Strona:Gabrjela Zapolska-I Sfinks przemówi.djvu/252

Z Wikiźródeł, wolnej biblioteki
Ta strona została przepisana.
„Boubouroche“ Courteline’a, — „Było to pod Wagram“, Banville’a.

Utarło się przekonanie, że tylko humoryści francuscy potrafią pisać wesoło i z szykiem. I rzeczywiście, wziąć czy to artykuły, czy dzieła sceniczne takiego Renarda, takiego Tristana Bernarda, Wolffa, Courtelin’a Guinon Alfonsa Allais, Goudezkiego i innych, zdumienie przejmuje, widząc, jak się to pieni, jak to aż tryska od humoru.
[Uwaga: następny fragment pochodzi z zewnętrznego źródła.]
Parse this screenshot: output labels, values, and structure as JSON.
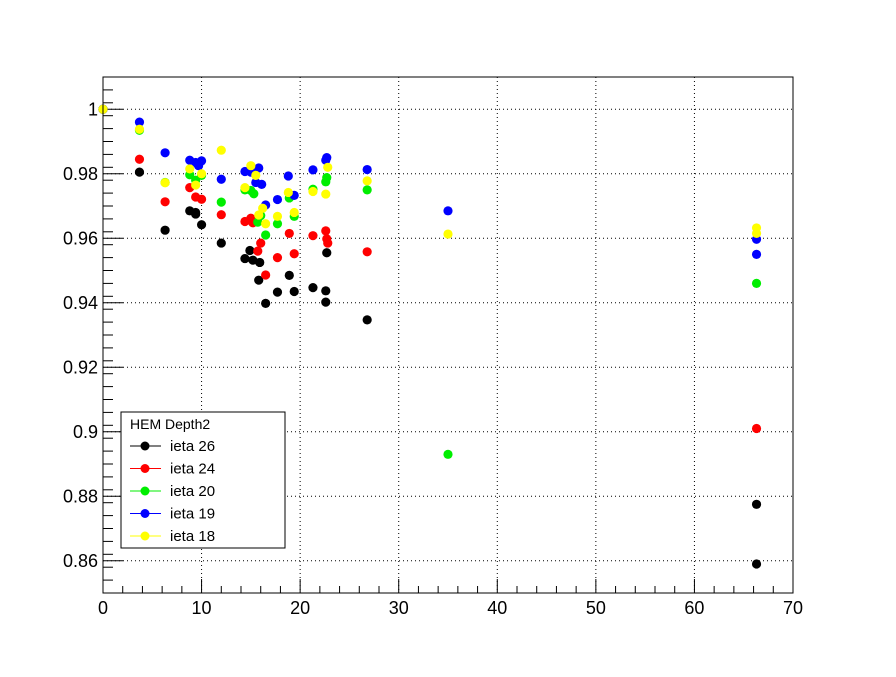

Czy my — Polacy, nie mamy takiego dowcipu? Wszak nas zowią pokrewnymi Francuzom! Z porządku rzeczy sądzićby należało, że my śmiać się nie umiemy, nie mamy z czego, bo chyba nic dla nas pod słońcem tak brylantowo nie świeci, a wszystko do ziemi gniecie. Tymczasem tak nie jest. U nas są humoryści i ci mają dużo dowcipu, ale cóż oni z tym dowcipem robią?
Oto zapełniają strzępy bibuły, nazwane humorystycznemi pismami. I co najważniejsza, to objaw — że ci autorowie weseli — zwracają zwykle swój dowcip ku osobistościom najwięcej pracującym czy na tej, czy na innej niwie i w dowcip ten wlewają cały stek jakiegoś jadu, złości, nienawiści, demoralizując tem ogół, czyniąc krzywdę czci ludzkiej. druzgocąc i obrzucając błotem najszlachetniejsze instynkta, wdzierając się w prywatne życie z zawziętością rozgoryczonych kucharek i marnując w ten sposób talent bardzo subtelny, często dziwnie giętki o głębszym satyrycznym nastroju.